2022 – A year of victories for Reprieve at Guantánamo Bay

The Sigrid Rausing Trust has been supporting the legal advocacy group Reprieve for many years. Among many other cases around the world, Reprieve has had a dedicated presence in the cases of detainees at Guantánamo Bay detention camp.

Guantánamo Bay was opened January 2002, 21 years ago, in the wake of the September 11th terror attacks. In an American military base in Cuba, it is seen as outside any judicial oversight and lacking any due process. Guantánamo has been widely criticized as a place of torture, enforced disappearances and incommunicado interrogations.

Of the almost 800 men and boys detained in Guantánamo since 2002, 35 men remain. Of those, only 12 have been charged with a crime – 9 are awaiting trial and three have been convicted. Three detainees are held in indefinite law-of-war detention and are neither facing tribunal charges, nor being recommended for release. 20 detainees have been cleared for release and are awaiting resettlement in another country. You can find more information and follow the latest updates on the New York Times’ Guantánamo Docket.

Over the course of 2022, Reprieve has secured four major victories in their fight to release the remaining uncharged men. In January 2022, after 15 years in detention, Abdul Malik Bajabu was cleared for release and is now waiting to be reunited with his wife and three children. In June 2022, Reprieve celebrated the release of Asadullah Haroon Gul, who has now returned to his home country of Afghanistan, having been detained unlawfully since 2007. In July 2022 Khalid Ahmed Qasim was cleared for release, after having entered Guantánamo as one of the youngest detainees at just 25 years old. Finally, in October 2022 Reprieve celebrated the release of Saifullah Paracha at the age of 75, who suffered three heart attacks during custody and has now flown back to Pakistan.

Asadullah Haroon Gul © Reprieve / Asadullah Haroon Gul

Asadullah Haroon Gul was incarcerated for fifteen years without charge or trial. He missed his daughter’s entire childhood, but he is now, finally, reunited with his family. Asad had been unlawfully detained in Guantánamo since 2007. He has suffered severe physical and psychological torture. His family feared him dead for many years and for the first nine years of his captivity, he did not have access to a lawyer, despite multiple attempts to seek legal representation. Finally, in October 2021, the US federal court granted Asad’s petition for a writ of habeas corpus, ruling that his detention was unlawful – he was the first detainee to win their habeas in a decade. Asad was cleared for release by a unanimous decision of six US federal agencies – the departments of State, Homeland Security, Justice, Defense, plus the Joint Chiefs of Staff and the office of the Director of National Intelligence.

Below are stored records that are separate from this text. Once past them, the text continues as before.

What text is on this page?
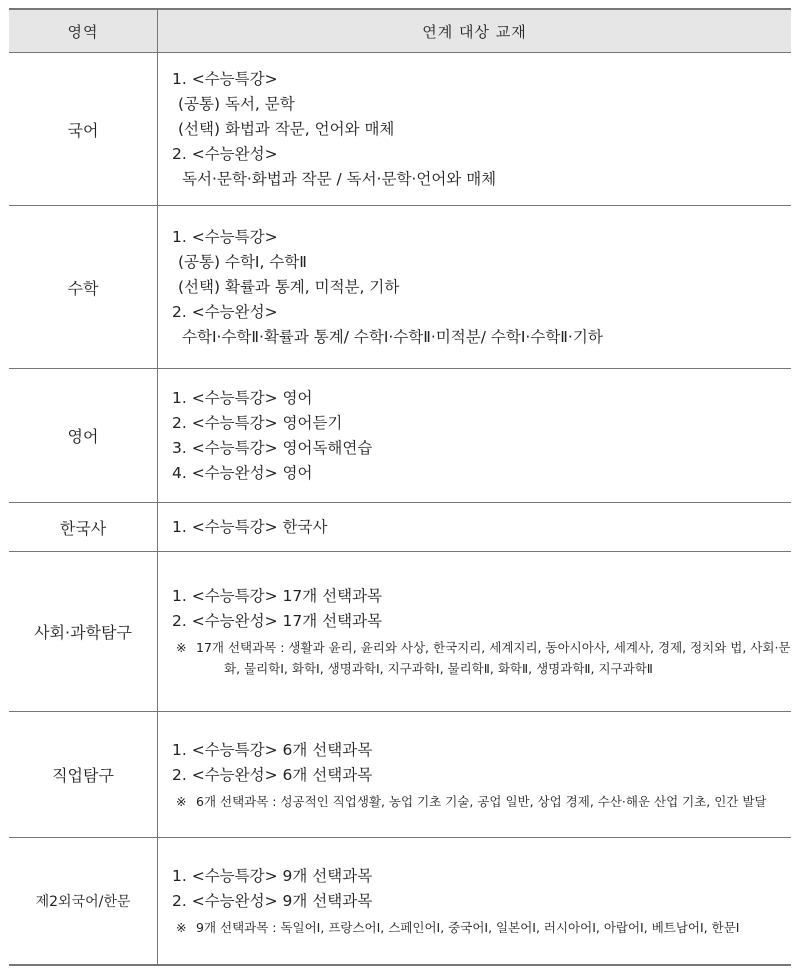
영역	연계 대상 교재
국어	1. <수능특강>
(공통) 독서, 문학
(선택) 화법과 작문, 언어와 매체
2. <수능완성>
독서·문학·화법과 작문 / 독서·문학·언어와 매체

수학	1. <수능특강>
(공통) 수학Ⅰ, 수학Ⅱ
(선택) 확률과 통계, 미적분, 기하
2. <수능완성>
수학Ⅰ·수학Ⅱ·확률과 통계/ 수학Ⅰ·수학Ⅱ·미적분/ 수학Ⅰ·수학Ⅱ·기하

영어	1. <수능특강> 영어
2. <수능특강> 영어듣기
3. <수능특강> 영어독해연습
4. <수능완성> 영어

한국사	1. <수능특강> 한국사

사회·과학탐구	1. <수능특강> 17개 선택과목
2. <수능완성> 17개 선택과목
※ 17개 선택과목 : 생활과 윤리, 윤리와 사상, 한국지리, 세계지리, 동아시아사, 세계사, 경제, 정치와 법, 사회·문화, 물리학Ⅰ, 화학Ⅰ, 생명과학Ⅰ, 지구과학Ⅰ, 물리학Ⅱ, 화학Ⅱ, 생명과학Ⅱ, 지구과학Ⅱ

직업탐구	1. <수능특강> 6개 선택과목
2. <수능완성> 6개 선택과목
※ 6개 선택과목 : 성공적인 직업생활, 농업 기초 기술, 공업 일반, 상업 경제, 수산·해운 산업 기초, 인간 발달

제2외국어/한문	1. <수능특강> 9개 선택과목
2. <수능완성> 9개 선택과목
※ 9개 선택과목 : 독일어Ⅰ, 프랑스어Ⅰ, 스페인어Ⅰ, 중국어Ⅰ, 일본어Ⅰ, 러시아어Ⅰ, 아랍어Ⅰ, 베트남어Ⅰ, 한문Ⅰ
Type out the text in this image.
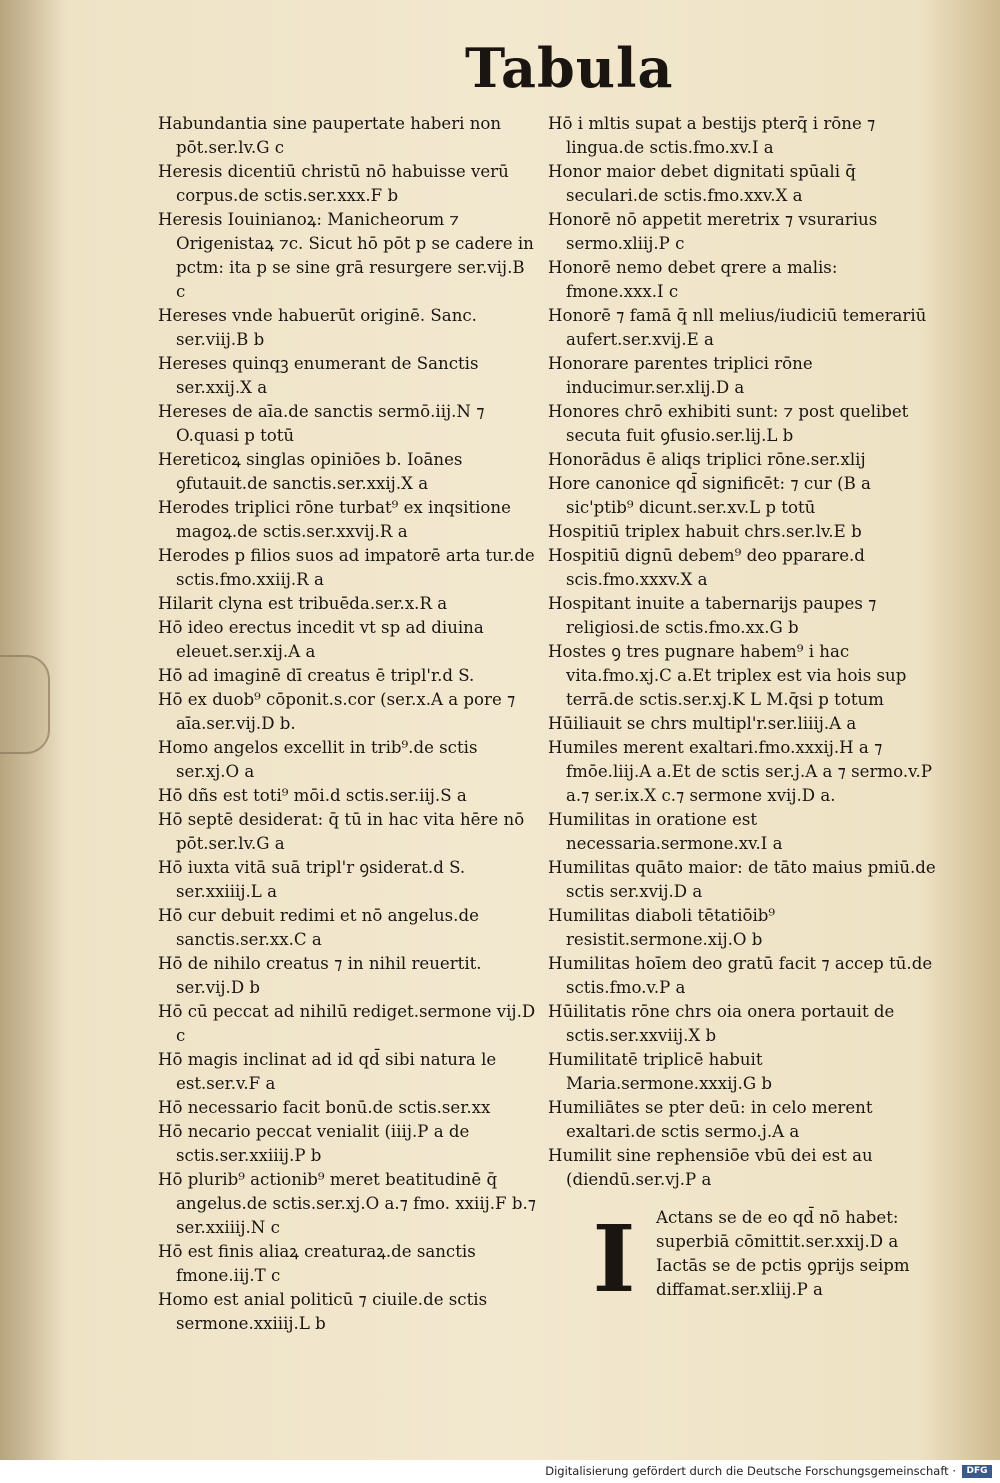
Tabula

Habundantia sine paupertate haberi non pōt.ser.lv.G c

Heresis dicentiū christū nō habuisse verū corpus.de sctis.ser.xxx.F b

Heresis Iouinianoꝝ: Manicheorum ⁊ Origenistaꝝ ⁊c. Sicut hō pōt p se cadere in pctm: ita p se sine grā resurgere ser.vij.B c

Hereses vnde habuerūt originē. Sanc. ser.viij.B b

Hereses quinqꝫ enumerant de Sanctis ser.xxij.X a

Hereses de aīa.de sanctis sermō.iij.N ⁊ O.quasi p totū

Hereticoꝝ singlas opiniōes b. Ioānes ꝯfutauit.de sanctis.ser.xxij.X a

Herodes triplici rōne turbat⁹ ex inqsitione magoꝝ.de sctis.ser.xxvij.R a

Herodes p filios suos ad impatorē arta tur.de sctis.fmo.xxiij.R a

Hilarit clyna est tribuēda.ser.x.R a

Hō ideo erectus incedit vt sp ad diuina eleuet.ser.xij.A a

Hō ad imaginē dī creatus ē tripl'r.d S.

Hō ex duob⁹ cōponit.s.cor (ser.x.A a pore ⁊ aīa.ser.vij.D b.

Homo angelos excellit in trib⁹.de sctis ser.xj.O a

Hō dñs est toti⁹ mōi.d sctis.ser.iij.S a

Hō septē desiderat: q̄ tū in hac vita hēre nō pōt.ser.lv.G a

Hō iuxta vitā suā tripl'r ꝯsiderat.d S. ser.xxiiij.L a

Hō cur debuit redimi et nō angelus.de sanctis.ser.xx.C a

Hō de nihilo creatus ⁊ in nihil reuertit. ser.vij.D b

Hō cū peccat ad nihilū rediget.sermone vij.D c

Hō magis inclinat ad id qd̄ sibi natura le est.ser.v.F a

Hō necessario facit bonū.de sctis.ser.xx

Hō necario peccat venialit (iiij.P a de sctis.ser.xxiiij.P b

Hō plurib⁹ actionib⁹ meret beatitudinē q̄ angelus.de sctis.ser.xj.O a.⁊ fmo. xxiij.F b.⁊ ser.xxiiij.N c

Hō est finis aliaꝝ creaturaꝝ.de sanctis fmone.iij.T c

Homo est anial politicū ⁊ ciuile.de sctis sermone.xxiiij.L b

Hō i mltis supat a bestijs pterq̄ i rōne ⁊ lingua.de sctis.fmo.xv.I a

Honor maior debet dignitati spūali q̄ seculari.de sctis.fmo.xxv.X a

Honorē nō appetit meretrix ⁊ vsurarius sermo.xliij.P c

Honorē nemo debet qrere a malis: fmone.xxx.I c

Honorē ⁊ famā q̄ nll melius/iudiciū temerariū aufert.ser.xvij.E a

Honorare parentes triplici rōne inducimur.ser.xlij.D a

Honores chrō exhibiti sunt: ⁊ post quelibet secuta fuit ꝯfusio.ser.lij.L b

Honorādus ē aliqs triplici rōne.ser.xlij

Hore canonice qd̄ significēt: ⁊ cur (B a sic'ptib⁹ dicunt.ser.xv.L p totū

Hospitiū triplex habuit chrs.ser.lv.E b

Hospitiū dignū debem⁹ deo pparare.d scis.fmo.xxxv.X a

Hospitant inuite a tabernarijs paupes ⁊ religiosi.de sctis.fmo.xx.G b

Hostes ꝯ tres pugnare habem⁹ i hac vita.fmo.xj.C a.Et triplex est via hois sup terrā.de sctis.ser.xj.K L M.q̄si p totum

Hūiliauit se chrs multipl'r.ser.liiij.A a

Humiles merent exaltari.fmo.xxxij.H a ⁊ fmōe.liij.A a.Et de sctis ser.j.A a ⁊ sermo.v.P a.⁊ ser.ix.X c.⁊ sermone xvij.D a.

Humilitas in oratione est necessaria.sermone.xv.I a

Humilitas quāto maior: de tāto maius pmiū.de sctis ser.xvij.D a

Humilitas diaboli tētatiōib⁹ resistit.sermone.xij.O b

Humilitas hoīem deo gratū facit ⁊ accep tū.de sctis.fmo.v.P a

Hūilitatis rōne chrs oia onera portauit de sctis.ser.xxviij.X b

Humilitatē triplicē habuit Maria.sermone.xxxij.G b

Humiliātes se pter deū: in celo merent exaltari.de sctis sermo.j.A a

Humilit sine rephensiōe vbū dei est au (diendū.ser.vj.P a

I	Actans se de eo qd̄ nō habet: superbiā cōmittit.ser.xxij.D a

Iactās se de pctis ꝯprijs seipm diffamat.ser.xliij.P a

Digitalisierung gefördert durch die Deutsche Forschungsgemeinschaft ·	DFG
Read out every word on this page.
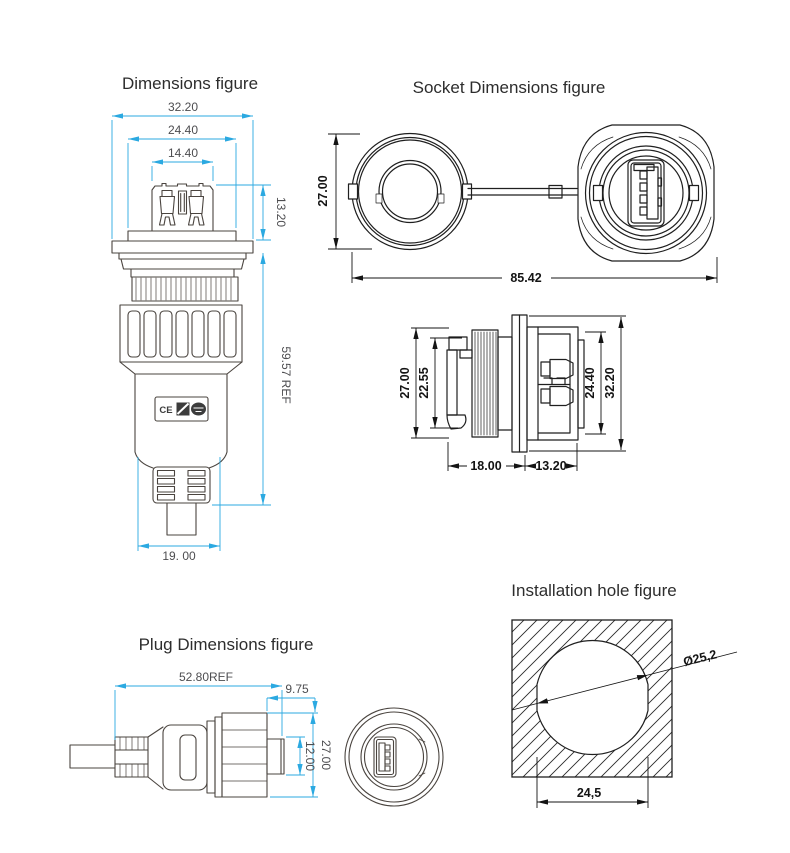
Dimensions figure
CE
32.20
24.40
14.40
13.20
59.57 REF
19. 00
Socket Dimensions figure
27.00
85.42
27.00 22.55	24.40 32.20
18.00	13.20
Plug Dimensions figure
52.80REF
9.75
27.00
12.00
Installation hole figure
Ø25,2
24,5
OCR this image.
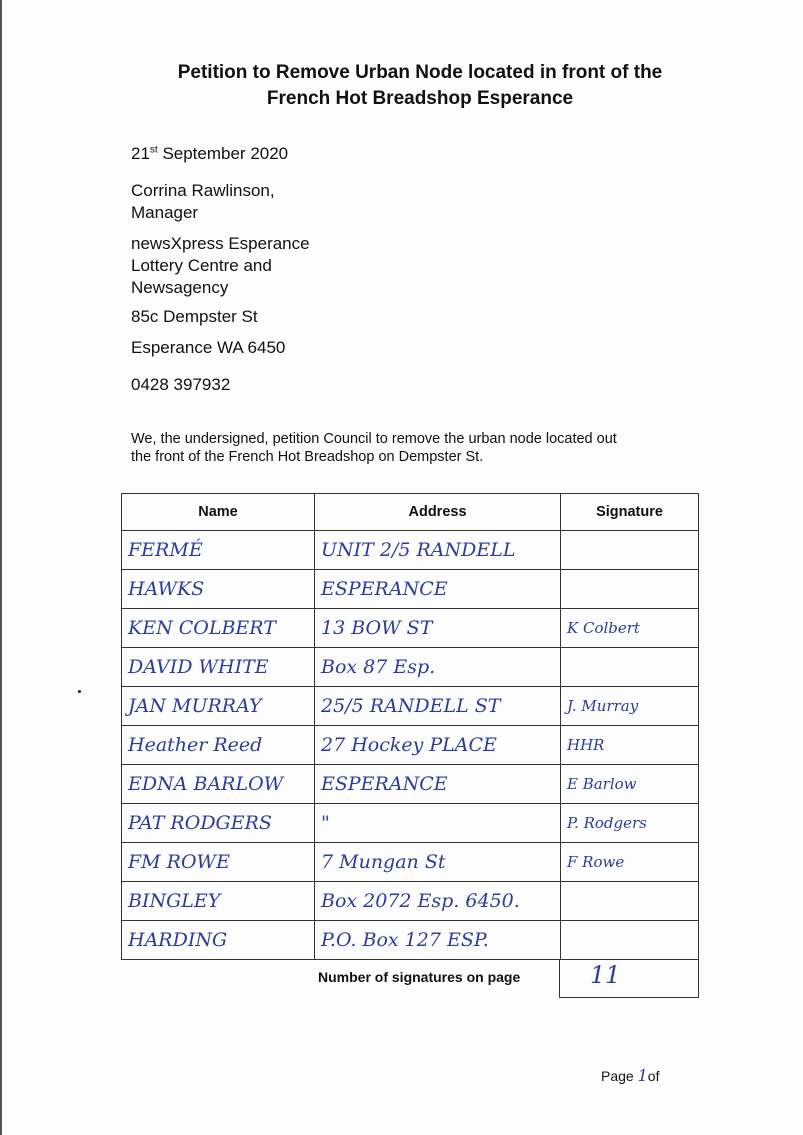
Petition to Remove Urban Node located in front of the
French Hot Breadshop Esperance

21st September 2020

Corrina Rawlinson,

Manager

newsXpress Esperance

Lottery Centre and

Newsagency

85c Dempster St

Esperance WA 6450

0428 397932

We, the undersigned, petition Council to remove the urban node located out
the front of the French Hot Breadshop on Dempster St.
Name	Address	Signature
FERMÉ	UNIT 2/5 RANDELL	
HAWKS	ESPERANCE	
KEN COLBERT	13 BOW ST	K Colbert
DAVID WHITE	Box 87 Esp.	
JAN MURRAY	25/5 RANDELL ST	J. Murray
Heather Reed	27 Hockey PLACE	HHR
EDNA BARLOW	ESPERANCE	E Barlow
PAT RODGERS	"	P. Rodgers
FM ROWE	7 Mungan St	F Rowe
BINGLEY	Box 2072 Esp. 6450.	
HARDING	P.O. Box 127 ESP.	
Number of signatures on page	11
Page 1of
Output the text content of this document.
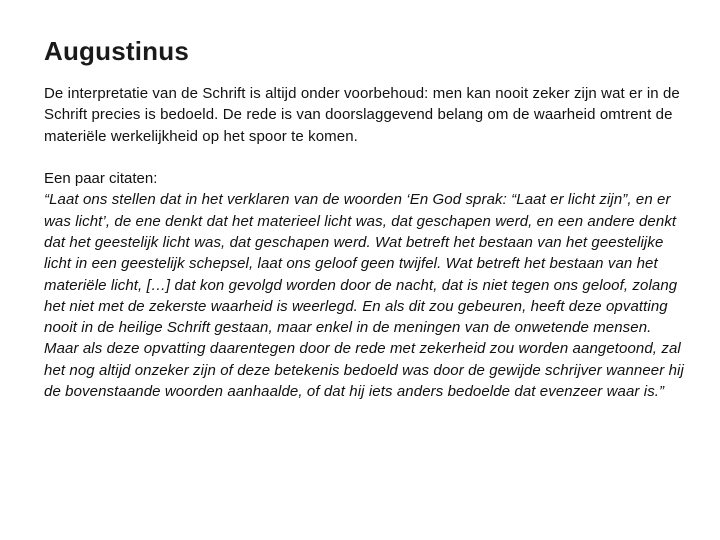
Augustinus

De interpretatie van de Schrift is altijd onder voorbehoud: men kan nooit zeker zijn wat er in de Schrift precies is bedoeld. De rede is van doorslaggevend belang om de waarheid omtrent de materiële werkelijkheid op het spoor te komen.

Een paar citaten:

“Laat ons stellen dat in het verklaren van de woorden ‘En God sprak: “Laat er licht zijn”, en er was licht’, de ene denkt dat het materieel licht was, dat geschapen werd, en een andere denkt dat het geestelijk licht was, dat geschapen werd. Wat betreft het bestaan van het geestelijke licht in een geestelijk schepsel, laat ons geloof geen twijfel. Wat betreft het bestaan van het materiële licht, […] dat kon gevolgd worden door de nacht, dat is niet tegen ons geloof, zolang het niet met de zekerste waarheid is weerlegd. En als dit zou gebeuren, heeft deze opvatting nooit in de heilige Schrift gestaan, maar enkel in de meningen van de onwetende mensen. Maar als deze opvatting daarentegen door de rede met zekerheid zou worden aangetoond, zal het nog altijd onzeker zijn of deze betekenis bedoeld was door de gewijde schrijver wanneer hij de bovenstaande woorden aanhaalde, of dat hij iets anders bedoelde dat evenzeer waar is.”
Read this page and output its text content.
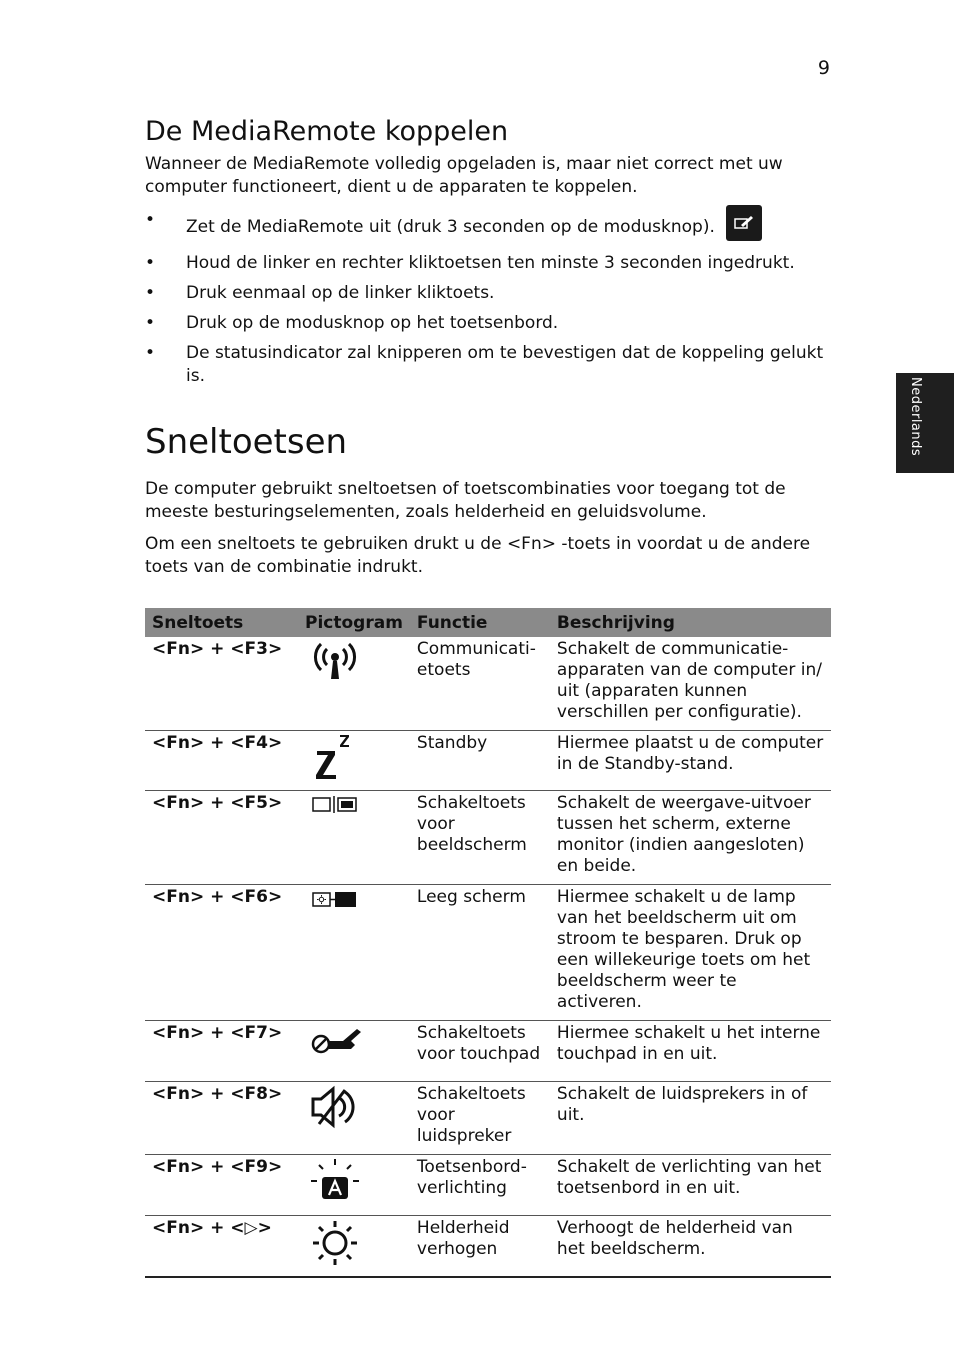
9
Nederlands
De MediaRemote koppelen

Wanneer de MediaRemote volledig opgeladen is, maar niet correct met uw computer functioneert, dient u de apparaten te koppelen.

• Zet de MediaRemote uit (druk 3 seconden op de modusknop).
• Houd de linker en rechter kliktoetsen ten minste 3 seconden ingedrukt.
• Druk eenmaal op de linker kliktoets.
• Druk op de modusknop op het toetsenbord.
• De statusindicator zal knipperen om te bevestigen dat de koppeling gelukt is.
Sneltoetsen

De computer gebruikt sneltoetsen of toetscombinaties voor toegang tot de meeste besturingselementen, zoals helderheid en geluidsvolume.

Om een sneltoets te gebruiken drukt u de <Fn> -toets in voordat u de andere toets van de combinatie indrukt.

Sneltoets	Pictogram	Functie	Beschrijving
<Fn> + <F3>		Communicati-etoets	Schakelt de communicatie-apparaten van de computer in/ uit (apparaten kunnen verschillen per configuratie).
<Fn> + <F4>		Standby	Hiermee plaatst u de computer in de Standby-stand.
<Fn> + <F5>		Schakeltoets voor beeldscherm	Schakelt de weergave-uitvoer tussen het scherm, externe monitor (indien aangesloten) en beide.
<Fn> + <F6>		Leeg scherm	Hiermee schakelt u de lamp van het beeldscherm uit om stroom te besparen. Druk op een willekeurige toets om het beeldscherm weer te activeren.
<Fn> + <F7>		Schakeltoets voor touchpad	Hiermee schakelt u het interne touchpad in en uit.
<Fn> + <F8>		Schakeltoets voor luidspreker	Schakelt de luidsprekers in of uit.
<Fn> + <F9>		Toetsenbord-verlichting	Schakelt de verlichting van het toetsenbord in en uit.
<Fn> + <▷>		Helderheid verhogen	Verhoogt de helderheid van het beeldscherm.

Khalid Qasim © Khalid Qasim / Reprieve

In July, Yemeni detainee Khalid Qasim was cleared for release. Khalid was seized by a faction in Afghanistan’s civil war ahead of the U.S invasion in 2001. He was severely tortured until he made false confessions and was then sold to the US for bounty. He was sent to Guantánamo in May 2002, making his detention one of the longest in the prison’s history. Captured at just 25 years old, he spent nearly half his life incarcerated, despite having never faced charges or a trial. While in Guantánamo, he taught himself English, and where possible used art as a solace from the long-term imprisonment, solitary confinement, and torture that he endured. His work comments powerfully on the desperate injustice that he and others in Guantánamo faced, and his depictions of rough seas, ships and sharks revealed his loneliness, fear, and yearning for freedom. Now he has been cleared, Reprieve are working tirelessly to ensure he is released as soon as possible.

Artwork by Khalid Qasim during his time in Guantánamo Bay © Khalid Qasim

 

Saifullah Paracha © Saifullah Paracha / Reprieve

Saifullah Paracha, was finally released in October 2022, aged 75. He had been kidnapped by US personnel in July 2003 while in Thailand on a business trip. He was taken to Bagram air base in Afghanistan, a black site notorious for the physical and psychological torture of detainees. A year later, he was flown to Guantánamo in shackles. During his incarceration his health deteriorated severely. He had three heart attacks, the second while detained in Bagram and the third in June 2020 at Guantánamo. Saifullah was unanimously cleared for release by the Periodic Review Board – representatives of the Departments of Defense, Homeland Security, Justice, and State, the Joint Staff and the Office of the Director of National Intelligence in 2021. Now, he is back in his home country of Pakistan.